WAS IT ALWAYS PLAIN SAILING?

NOT at all. The company arguably expanded too quickly and Bezos was forced to take action to curb mounting losses which he did just before the infamous dotcom bubble burst.

The National:

In recent years Amazon has come under criticism for being too big, for not paying enough tax and for not paying its workers a decent wage while Bezos himself has been the subject of criticism over the past 25 years.

JEFF BEZOS – VISIONARY OR TOUGH GUY?

THE genius of Bezos was to see that the internet which, don’t forget, was in its infancy in 1994, would become a giant selling space. He was in at the start of the internet consumer boom and Amazon has more or less stayed ahead of the competition ever since. Over the last 25 years he has also invested heavily outside of Amazon into space tourism – he hopes to put ordinary people into space quite soon.

He is infamous for being a hard taskmaster, but it must be to his credit that he has annoyed both President Donald Trump – Bezos bought and revitalised the Washington Post which constantly irritates Trump – and the leaders of the Democratic Party.

THE FUTURE FOR AMAZON?

THE company is dedicated to growing internet sales and its many other activities.
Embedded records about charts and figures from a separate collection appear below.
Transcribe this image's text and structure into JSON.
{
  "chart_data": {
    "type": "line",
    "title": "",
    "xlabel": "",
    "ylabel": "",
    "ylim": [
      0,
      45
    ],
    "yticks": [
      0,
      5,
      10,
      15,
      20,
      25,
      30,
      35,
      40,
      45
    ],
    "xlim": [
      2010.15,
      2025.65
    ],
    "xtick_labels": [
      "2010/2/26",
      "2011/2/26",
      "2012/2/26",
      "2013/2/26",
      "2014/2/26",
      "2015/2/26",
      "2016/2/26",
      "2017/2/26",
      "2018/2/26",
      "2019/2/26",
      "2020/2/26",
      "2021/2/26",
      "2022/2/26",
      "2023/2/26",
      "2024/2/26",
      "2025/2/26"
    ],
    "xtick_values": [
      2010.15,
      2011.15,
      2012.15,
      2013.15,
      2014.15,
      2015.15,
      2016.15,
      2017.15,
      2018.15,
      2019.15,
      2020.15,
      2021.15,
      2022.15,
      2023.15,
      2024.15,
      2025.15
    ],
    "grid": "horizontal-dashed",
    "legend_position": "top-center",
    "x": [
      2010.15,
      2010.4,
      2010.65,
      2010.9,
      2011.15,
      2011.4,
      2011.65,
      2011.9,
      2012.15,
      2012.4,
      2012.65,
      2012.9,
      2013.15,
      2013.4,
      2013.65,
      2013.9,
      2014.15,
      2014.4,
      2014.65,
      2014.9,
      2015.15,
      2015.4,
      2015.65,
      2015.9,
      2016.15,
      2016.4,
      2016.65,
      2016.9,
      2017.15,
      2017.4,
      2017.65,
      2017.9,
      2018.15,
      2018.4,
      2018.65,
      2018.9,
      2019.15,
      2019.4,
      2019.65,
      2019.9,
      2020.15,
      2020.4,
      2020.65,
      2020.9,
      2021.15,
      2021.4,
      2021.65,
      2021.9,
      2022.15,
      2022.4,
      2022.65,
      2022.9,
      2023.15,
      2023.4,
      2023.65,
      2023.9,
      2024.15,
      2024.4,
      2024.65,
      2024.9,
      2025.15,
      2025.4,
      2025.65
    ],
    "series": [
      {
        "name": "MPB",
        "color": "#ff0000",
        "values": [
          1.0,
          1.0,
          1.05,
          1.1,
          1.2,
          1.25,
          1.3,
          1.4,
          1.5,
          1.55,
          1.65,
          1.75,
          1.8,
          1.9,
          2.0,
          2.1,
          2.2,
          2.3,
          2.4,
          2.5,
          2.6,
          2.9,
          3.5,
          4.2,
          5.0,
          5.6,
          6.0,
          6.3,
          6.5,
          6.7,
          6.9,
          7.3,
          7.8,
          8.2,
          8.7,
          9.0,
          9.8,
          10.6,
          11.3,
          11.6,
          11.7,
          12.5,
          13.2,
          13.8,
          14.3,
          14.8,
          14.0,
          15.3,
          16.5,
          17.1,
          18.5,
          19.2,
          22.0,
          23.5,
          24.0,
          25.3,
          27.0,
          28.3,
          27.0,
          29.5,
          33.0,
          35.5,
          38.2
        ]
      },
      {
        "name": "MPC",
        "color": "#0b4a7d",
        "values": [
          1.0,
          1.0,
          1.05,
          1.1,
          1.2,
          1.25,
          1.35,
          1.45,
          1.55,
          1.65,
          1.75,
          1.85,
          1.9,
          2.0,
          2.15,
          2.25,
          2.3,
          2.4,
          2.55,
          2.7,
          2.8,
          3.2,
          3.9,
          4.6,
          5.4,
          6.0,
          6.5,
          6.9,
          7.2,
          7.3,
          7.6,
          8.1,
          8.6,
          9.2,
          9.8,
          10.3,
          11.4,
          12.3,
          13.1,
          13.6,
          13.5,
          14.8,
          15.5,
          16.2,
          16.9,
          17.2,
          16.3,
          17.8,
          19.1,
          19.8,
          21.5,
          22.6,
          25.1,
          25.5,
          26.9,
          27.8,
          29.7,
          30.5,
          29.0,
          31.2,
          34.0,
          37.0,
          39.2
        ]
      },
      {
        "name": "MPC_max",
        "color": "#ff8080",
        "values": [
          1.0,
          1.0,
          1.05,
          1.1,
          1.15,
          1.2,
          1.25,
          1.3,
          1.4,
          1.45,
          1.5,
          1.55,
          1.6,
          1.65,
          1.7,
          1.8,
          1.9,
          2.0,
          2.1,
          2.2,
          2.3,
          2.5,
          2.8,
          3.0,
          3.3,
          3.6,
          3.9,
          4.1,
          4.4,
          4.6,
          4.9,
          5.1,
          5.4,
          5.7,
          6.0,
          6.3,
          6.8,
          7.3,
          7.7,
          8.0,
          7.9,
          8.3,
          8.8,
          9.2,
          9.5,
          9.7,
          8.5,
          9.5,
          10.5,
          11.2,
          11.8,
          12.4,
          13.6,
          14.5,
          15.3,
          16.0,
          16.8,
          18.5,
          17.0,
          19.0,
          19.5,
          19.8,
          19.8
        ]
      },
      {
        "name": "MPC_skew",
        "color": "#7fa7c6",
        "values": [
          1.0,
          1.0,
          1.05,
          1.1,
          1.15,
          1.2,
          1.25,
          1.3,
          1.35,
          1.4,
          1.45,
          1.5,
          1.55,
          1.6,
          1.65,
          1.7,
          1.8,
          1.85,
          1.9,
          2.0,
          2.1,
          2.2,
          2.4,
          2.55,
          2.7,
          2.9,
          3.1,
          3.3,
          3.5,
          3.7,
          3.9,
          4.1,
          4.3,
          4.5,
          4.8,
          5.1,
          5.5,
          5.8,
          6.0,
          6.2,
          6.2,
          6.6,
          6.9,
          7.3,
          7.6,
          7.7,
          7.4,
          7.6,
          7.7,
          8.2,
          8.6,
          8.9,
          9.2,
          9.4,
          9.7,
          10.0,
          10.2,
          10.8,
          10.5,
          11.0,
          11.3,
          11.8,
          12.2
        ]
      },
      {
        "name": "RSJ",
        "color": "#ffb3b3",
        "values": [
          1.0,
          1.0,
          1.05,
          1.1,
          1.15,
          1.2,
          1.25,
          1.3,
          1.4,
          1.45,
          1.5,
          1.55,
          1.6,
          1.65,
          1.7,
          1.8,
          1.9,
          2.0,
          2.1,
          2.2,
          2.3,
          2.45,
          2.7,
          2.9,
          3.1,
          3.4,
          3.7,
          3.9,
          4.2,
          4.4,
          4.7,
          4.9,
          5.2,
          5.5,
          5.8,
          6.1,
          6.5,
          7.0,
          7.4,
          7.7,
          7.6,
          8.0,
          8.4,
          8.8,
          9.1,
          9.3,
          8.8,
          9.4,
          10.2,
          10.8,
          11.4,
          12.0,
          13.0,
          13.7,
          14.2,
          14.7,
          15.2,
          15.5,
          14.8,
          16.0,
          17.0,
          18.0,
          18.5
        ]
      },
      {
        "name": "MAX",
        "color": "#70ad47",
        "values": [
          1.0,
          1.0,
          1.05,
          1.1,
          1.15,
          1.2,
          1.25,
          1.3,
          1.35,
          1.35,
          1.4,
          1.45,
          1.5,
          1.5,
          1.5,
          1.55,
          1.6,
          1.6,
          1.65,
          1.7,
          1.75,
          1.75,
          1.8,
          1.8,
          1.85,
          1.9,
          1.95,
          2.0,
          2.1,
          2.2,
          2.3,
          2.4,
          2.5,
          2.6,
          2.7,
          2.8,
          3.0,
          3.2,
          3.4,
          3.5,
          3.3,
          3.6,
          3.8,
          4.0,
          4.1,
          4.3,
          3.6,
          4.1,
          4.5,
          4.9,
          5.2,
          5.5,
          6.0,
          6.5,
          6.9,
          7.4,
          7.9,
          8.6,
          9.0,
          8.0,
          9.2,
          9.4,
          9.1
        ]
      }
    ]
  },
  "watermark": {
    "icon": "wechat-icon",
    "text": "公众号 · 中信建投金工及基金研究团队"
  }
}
The company has over 600,000 employees, and in Scotland it has both the fulfilment centre at Dunfermline and the Development Centre in Edinburgh which is looking for more staff – "work hard, have fun, make history" is the selling point online. Bezos has taken a big hit in the wallet personally with his reported $35bn divorce settlement with his ex-wife Mackenzie, but Amazon’s growth plans will ensure that the company remains in a league of its own.